Hizmet Enerjisini Her Seviyede Dengeli Kullanma Nasıl Olmalıdır?

Peygamberâne bir yolla. Zannederim bu tek cümlelik cevap yeterlidir. Fakat isterseniz peygamberâne yolun, tedbir ve denge buudundan küçük bir kesitini arz edeyim.

Efendimiz Mekke’de Peygamberliğiyle ilk zuhûr ettiği dönemde bile etrafında boğazlanmaya hazır mücahidler vardı. Bunların her biri O’nun gözlerinin içine bakıyor ve buyruk bekliyorlardı. Hz. Ebu Bekir öyleydi, Hz. Zeyd öyleydi, Hz. Ebu Zer öyleydi ve nihayet Hz. Hamza, Hz. Ömer ve diğerleri de öyleydi.. Pek çoğu defalarca ayaklar altına alınıp çiğnendi. İşkencelerin en acımasızına ma’ruz bırakıldılar ama, hiçbiri kat’iyen döneklik göstermedi.
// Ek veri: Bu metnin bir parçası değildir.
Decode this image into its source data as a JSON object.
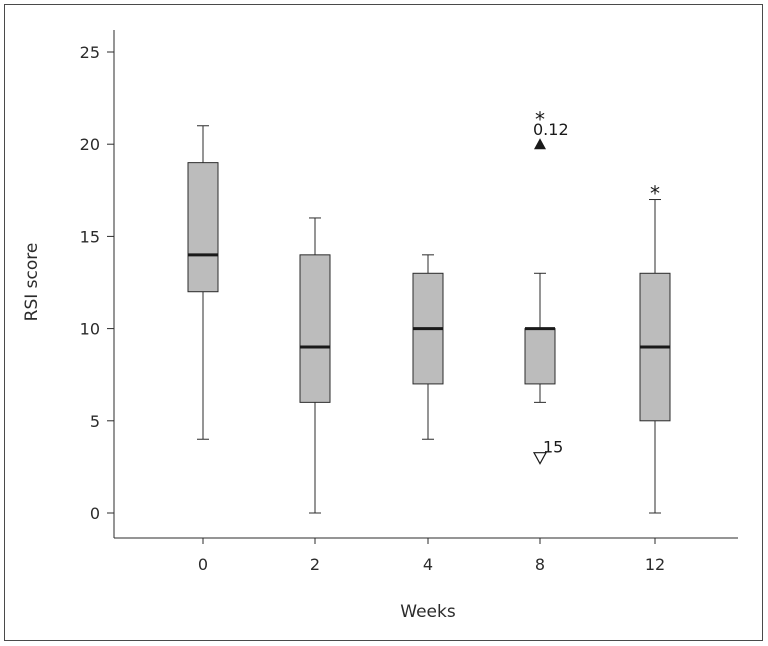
{
  "chart_data": {
    "type": "box",
    "xlabel": "Weeks",
    "ylabel": "RSI score",
    "ylim": [
      0,
      25
    ],
    "yticks": [
      0,
      5,
      10,
      15,
      20,
      25
    ],
    "categories": [
      "0",
      "2",
      "4",
      "8",
      "12"
    ],
    "boxes": [
      {
        "category": "0",
        "whisker_low": 4,
        "q1": 12,
        "median": 14,
        "q3": 19,
        "whisker_high": 21
      },
      {
        "category": "2",
        "whisker_low": 0,
        "q1": 6,
        "median": 9,
        "q3": 14,
        "whisker_high": 16
      },
      {
        "category": "4",
        "whisker_low": 4,
        "q1": 7,
        "median": 10,
        "q3": 13,
        "whisker_high": 14
      },
      {
        "category": "8",
        "whisker_low": 6,
        "q1": 7,
        "median": 10,
        "q3": 10,
        "whisker_high": 13
      },
      {
        "category": "12",
        "whisker_low": 0,
        "q1": 5,
        "median": 9,
        "q3": 13,
        "whisker_high": 17
      }
    ],
    "markers": [
      {
        "category": "8",
        "y": 20,
        "shape": "filled-triangle-up",
        "label": "0.12"
      },
      {
        "category": "8",
        "y": 3,
        "shape": "open-triangle-down",
        "label": "15"
      }
    ],
    "annotations": [
      {
        "category": "8",
        "y": 21.6,
        "text": "*"
      },
      {
        "category": "12",
        "y": 17.6,
        "text": "*"
      }
    ],
    "colors": {
      "box_fill": "#bcbcbc",
      "stroke": "#2b2b2b",
      "median": "#1a1a1a"
    },
    "grid": false
  }
}
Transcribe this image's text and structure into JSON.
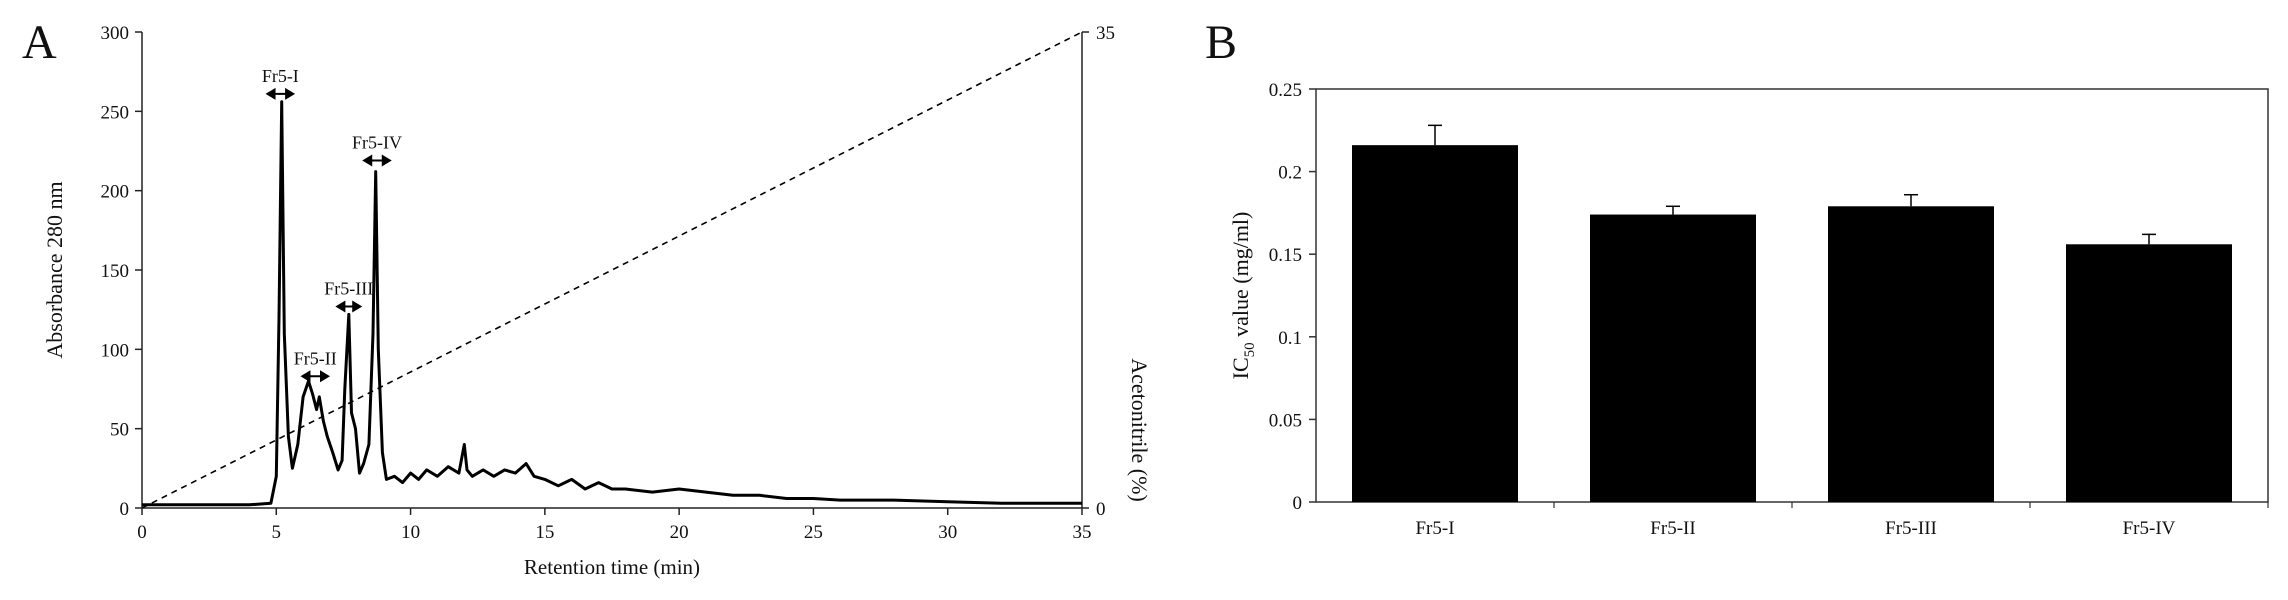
{
  "panel_a_letter": "A",
  "panel_b_letter": "B",
  "chart_data": [
    {
      "type": "line",
      "panel": "A",
      "xlabel": "Retention time (min)",
      "ylabel": "Absorbance 280 nm",
      "y2label": "Acetonitrile (%)",
      "xlim": [
        0,
        35
      ],
      "ylim": [
        0,
        300
      ],
      "y2lim": [
        0,
        35
      ],
      "xticks": [
        0,
        5,
        10,
        15,
        20,
        25,
        30,
        35
      ],
      "yticks": [
        0,
        50,
        100,
        150,
        200,
        250,
        300
      ],
      "y2ticks": [
        0,
        35
      ],
      "grid": false,
      "series": [
        {
          "style": "solid",
          "x": [
            0,
            1,
            2,
            3,
            4,
            4.8,
            5.0,
            5.1,
            5.2,
            5.3,
            5.45,
            5.6,
            5.8,
            6.0,
            6.2,
            6.35,
            6.5,
            6.6,
            6.75,
            6.9,
            7.1,
            7.3,
            7.45,
            7.55,
            7.7,
            7.8,
            7.95,
            8.1,
            8.25,
            8.45,
            8.6,
            8.7,
            8.8,
            8.95,
            9.1,
            9.4,
            9.7,
            10.0,
            10.3,
            10.6,
            11.0,
            11.4,
            11.8,
            12.0,
            12.1,
            12.3,
            12.7,
            13.1,
            13.5,
            13.9,
            14.3,
            14.6,
            15.0,
            15.5,
            16.0,
            16.5,
            17.0,
            17.5,
            18.0,
            19.0,
            20.0,
            21.0,
            22.0,
            23.0,
            24.0,
            25.0,
            26.0,
            28.0,
            30.0,
            32.0,
            35.0
          ],
          "values": [
            2,
            2,
            2,
            2,
            2,
            3,
            20,
            120,
            256,
            110,
            45,
            25,
            40,
            70,
            80,
            72,
            62,
            70,
            55,
            45,
            35,
            24,
            30,
            75,
            122,
            60,
            50,
            22,
            28,
            40,
            110,
            212,
            100,
            35,
            18,
            20,
            16,
            22,
            18,
            24,
            20,
            26,
            22,
            40,
            24,
            20,
            24,
            20,
            24,
            22,
            28,
            20,
            18,
            14,
            18,
            12,
            16,
            12,
            12,
            10,
            12,
            10,
            8,
            8,
            6,
            6,
            5,
            5,
            4,
            3,
            3
          ]
        },
        {
          "style": "dashed",
          "axis": "y2",
          "x": [
            0,
            35
          ],
          "values": [
            0,
            35
          ]
        }
      ],
      "annotations": [
        {
          "text": "Fr5-I",
          "x_range": [
            4.6,
            5.7
          ],
          "y": 261
        },
        {
          "text": "Fr5-II",
          "x_range": [
            5.9,
            7.0
          ],
          "y": 83
        },
        {
          "text": "Fr5-III",
          "x_range": [
            7.2,
            8.2
          ],
          "y": 127
        },
        {
          "text": "Fr5-IV",
          "x_range": [
            8.2,
            9.3
          ],
          "y": 219
        }
      ]
    },
    {
      "type": "bar",
      "panel": "B",
      "xlabel": "",
      "ylabel_main": "IC",
      "ylabel_sub": "50",
      "ylabel_rest": " value (mg/ml)",
      "categories": [
        "Fr5-I",
        "Fr5-II",
        "Fr5-III",
        "Fr5-IV"
      ],
      "values": [
        0.216,
        0.174,
        0.179,
        0.156
      ],
      "errors": [
        0.012,
        0.005,
        0.007,
        0.006
      ],
      "ylim": [
        0,
        0.25
      ],
      "yticks": [
        "0",
        "0.05",
        "0.1",
        "0.15",
        "0.2",
        "0.25"
      ],
      "grid": false,
      "bar_color": "#000000"
    }
  ]
}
Yasir, Sümeyye ve onlar gibi davrananlar bu civanmertliklerin dâsitanî kahramanları. Evet, Allah Rasûlü etrafında her zaman işte böyle serdengeçtiler oldu; fakat O, hayatının hiçbir anında, ama hiç mi hiç tedbirde kusur etmedi. Kuvvet dengesinin olmadığı bir yerde ortaya atılmanın hezimet ve mağlubiyetle neticeleneceğini herkesten iyi değerlendirdi ve bu sebeple de stratejisini hep temkin ve tedbir ile örgüledi.
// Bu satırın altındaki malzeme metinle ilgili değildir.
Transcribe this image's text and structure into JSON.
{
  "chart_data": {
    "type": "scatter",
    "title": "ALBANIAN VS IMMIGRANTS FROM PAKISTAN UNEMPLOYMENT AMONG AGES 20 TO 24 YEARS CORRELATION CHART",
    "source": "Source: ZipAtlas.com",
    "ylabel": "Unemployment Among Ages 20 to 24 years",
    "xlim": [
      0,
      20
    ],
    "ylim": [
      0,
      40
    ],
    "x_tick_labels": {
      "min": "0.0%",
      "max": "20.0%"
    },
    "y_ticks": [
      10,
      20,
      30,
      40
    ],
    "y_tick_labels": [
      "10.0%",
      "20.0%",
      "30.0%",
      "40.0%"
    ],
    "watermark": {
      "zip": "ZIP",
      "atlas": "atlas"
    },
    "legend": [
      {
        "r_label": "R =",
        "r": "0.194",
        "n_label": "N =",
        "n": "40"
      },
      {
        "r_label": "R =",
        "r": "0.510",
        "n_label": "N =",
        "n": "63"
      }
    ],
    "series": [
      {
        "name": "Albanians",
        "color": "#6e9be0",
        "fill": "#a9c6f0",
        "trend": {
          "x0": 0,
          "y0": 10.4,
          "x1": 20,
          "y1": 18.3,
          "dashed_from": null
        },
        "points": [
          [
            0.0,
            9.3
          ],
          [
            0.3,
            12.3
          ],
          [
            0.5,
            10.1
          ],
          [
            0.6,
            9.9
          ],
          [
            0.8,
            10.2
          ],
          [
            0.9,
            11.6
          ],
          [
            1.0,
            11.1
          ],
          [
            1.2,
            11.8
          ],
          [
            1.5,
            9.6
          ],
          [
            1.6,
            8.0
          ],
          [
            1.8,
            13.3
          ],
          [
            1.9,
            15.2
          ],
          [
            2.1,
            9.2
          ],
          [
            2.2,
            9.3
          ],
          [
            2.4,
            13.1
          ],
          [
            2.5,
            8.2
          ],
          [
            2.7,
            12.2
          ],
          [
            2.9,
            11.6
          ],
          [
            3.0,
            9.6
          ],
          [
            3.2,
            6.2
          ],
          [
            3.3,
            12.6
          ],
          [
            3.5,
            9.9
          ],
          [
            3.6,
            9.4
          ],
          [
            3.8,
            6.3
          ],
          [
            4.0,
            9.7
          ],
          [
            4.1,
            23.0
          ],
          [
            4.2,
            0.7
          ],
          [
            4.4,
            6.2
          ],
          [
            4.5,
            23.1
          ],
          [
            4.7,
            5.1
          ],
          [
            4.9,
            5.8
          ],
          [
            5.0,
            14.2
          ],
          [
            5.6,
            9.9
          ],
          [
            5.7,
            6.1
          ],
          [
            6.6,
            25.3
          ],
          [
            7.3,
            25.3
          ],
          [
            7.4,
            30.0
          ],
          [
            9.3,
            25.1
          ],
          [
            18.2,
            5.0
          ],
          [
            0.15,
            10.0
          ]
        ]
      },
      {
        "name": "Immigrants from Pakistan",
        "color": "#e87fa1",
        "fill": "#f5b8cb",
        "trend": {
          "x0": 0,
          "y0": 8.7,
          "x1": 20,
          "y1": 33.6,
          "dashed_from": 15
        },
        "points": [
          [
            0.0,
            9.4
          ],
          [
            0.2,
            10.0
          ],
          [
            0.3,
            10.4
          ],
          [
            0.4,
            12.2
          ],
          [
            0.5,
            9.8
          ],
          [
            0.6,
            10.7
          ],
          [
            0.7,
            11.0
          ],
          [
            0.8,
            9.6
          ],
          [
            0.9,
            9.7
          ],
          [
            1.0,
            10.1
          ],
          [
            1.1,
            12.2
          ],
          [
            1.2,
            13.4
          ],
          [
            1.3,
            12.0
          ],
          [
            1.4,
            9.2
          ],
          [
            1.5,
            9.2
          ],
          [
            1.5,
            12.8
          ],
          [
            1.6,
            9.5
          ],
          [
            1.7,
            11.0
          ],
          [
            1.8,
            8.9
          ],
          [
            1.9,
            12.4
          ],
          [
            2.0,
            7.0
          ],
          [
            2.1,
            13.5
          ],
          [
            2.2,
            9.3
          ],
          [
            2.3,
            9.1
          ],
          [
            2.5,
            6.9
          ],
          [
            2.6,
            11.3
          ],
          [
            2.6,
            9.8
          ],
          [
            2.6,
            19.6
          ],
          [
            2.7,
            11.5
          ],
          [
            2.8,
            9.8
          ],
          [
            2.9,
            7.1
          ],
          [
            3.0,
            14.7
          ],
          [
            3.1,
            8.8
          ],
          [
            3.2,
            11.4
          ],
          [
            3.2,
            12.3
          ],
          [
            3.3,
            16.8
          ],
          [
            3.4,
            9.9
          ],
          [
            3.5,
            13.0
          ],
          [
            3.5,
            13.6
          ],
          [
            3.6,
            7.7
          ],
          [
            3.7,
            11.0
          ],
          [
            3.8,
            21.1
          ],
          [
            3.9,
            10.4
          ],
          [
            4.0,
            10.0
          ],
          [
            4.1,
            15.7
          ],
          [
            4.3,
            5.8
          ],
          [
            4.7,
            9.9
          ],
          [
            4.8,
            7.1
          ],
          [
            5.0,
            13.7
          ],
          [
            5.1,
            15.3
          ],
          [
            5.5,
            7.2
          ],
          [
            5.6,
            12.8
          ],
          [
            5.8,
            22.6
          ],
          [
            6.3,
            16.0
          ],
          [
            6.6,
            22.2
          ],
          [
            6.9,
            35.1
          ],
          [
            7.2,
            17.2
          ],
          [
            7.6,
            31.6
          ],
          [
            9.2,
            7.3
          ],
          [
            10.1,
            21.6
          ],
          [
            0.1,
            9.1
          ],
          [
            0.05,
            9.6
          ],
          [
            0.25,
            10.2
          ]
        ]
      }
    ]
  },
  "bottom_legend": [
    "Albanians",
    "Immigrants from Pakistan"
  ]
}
Evet, denge gözetilmediğinde, hezimet ve mağlubiyetin kaçınılmaz olduğu şartlarda, kahramanlık gösterisi sadece bir ihanettir. Zaten düşman cephenin yapmak istediği ilk ve en klâsik oyun da Müslümanları böyle bir platforma çekmektir. Bu oyuna gelmeyenlerin sayısı oldukça azdır, dersem, kat’iyen ifademde mübalâğa olduğu düşünülmesin. Ne var ki, mes’eleyi müşahhaslaştırmak bazı ruhları incitebilir düşüncesiyle, şimdilik bu kadarıyla iktifa ediyorum.

Aksiyon ve hamleler her zaman dengeli olmalıdır. Bütün insanlığa ulaşmak ve teker teker her ferde lahutî mesajlar ulaştırmak elbette hepimizin aşk ölçüsünde istediği ve arzu ettiği bir sorumluluktur. Ancak, zamanın çıldırtıcılığına karşı sabırla, temkinle ve işi aheste aheste götürmek de ayrı bir derinliktir. Bu yönüyle Güneş Ülkesi’ yazarı Campanella’yı takdir ederim. Campenalla bir İtalyan düşünür ve yazarıdır. Savunduğu fikir ve düşünceler elbette şu anda konumuz değil. Ancak İspanya zindanlarında tam 27 sene çile çeken bu insan, merhum Necip Fazıl’ın ifadesiyle, elinin ifraz ettiği ter, demir parmaklıkları çürütmüş fakat o, düşüncelerinden zerre kadar taviz vermemiş ve yetiştirdiği talebeleriyle fikirlerini istikbale taşımıştır. Hatırlayın Mikelanj’ı!. Bir heykel yapımında kendisini o denli işine kaptırmış ki, heykel tamamlandığında çizmelerini çıkarmak istemiş de, ayağının derisi çizmeleriyle beraber çıkıvermiş… İşte insan yüklendiği misyona bu denli kilitlenmeli. Ama bu hizmet şuuru onun tedbirsiz davranmasına, ulu orta çıkışlar yapmasına da sebep olmamalıdır.

Bizler sırtında yumurta dolu küfe taşıyan insan hassasiyetini, hayatımızın hiçbir döneminde ihmal etmemeliyiz. Sırtımızda sadece bugünün neslinin değil, daha doğmamışların, hatta bir asır sonra doğacakların vebal ve mes’uliyetleri var. Yapacağımız en küçük ihmal zincirleme olarak, gelecek yıllara, asırlara sarkabilir. Aksiyonun tarifinden habersiz bazı kişilerin, kasıtlı veya gaflet yüzünden bizleri pasiflikle itham etmeleri hiç önemli değil. Bizler, bizlere çarpan her şeyi, aynen atmosfer gibi sinemizde erite erite yolumuza devam etmeliyiz. İşimiz çok… Vakit ve enerji israfına da mecâlimiz yok.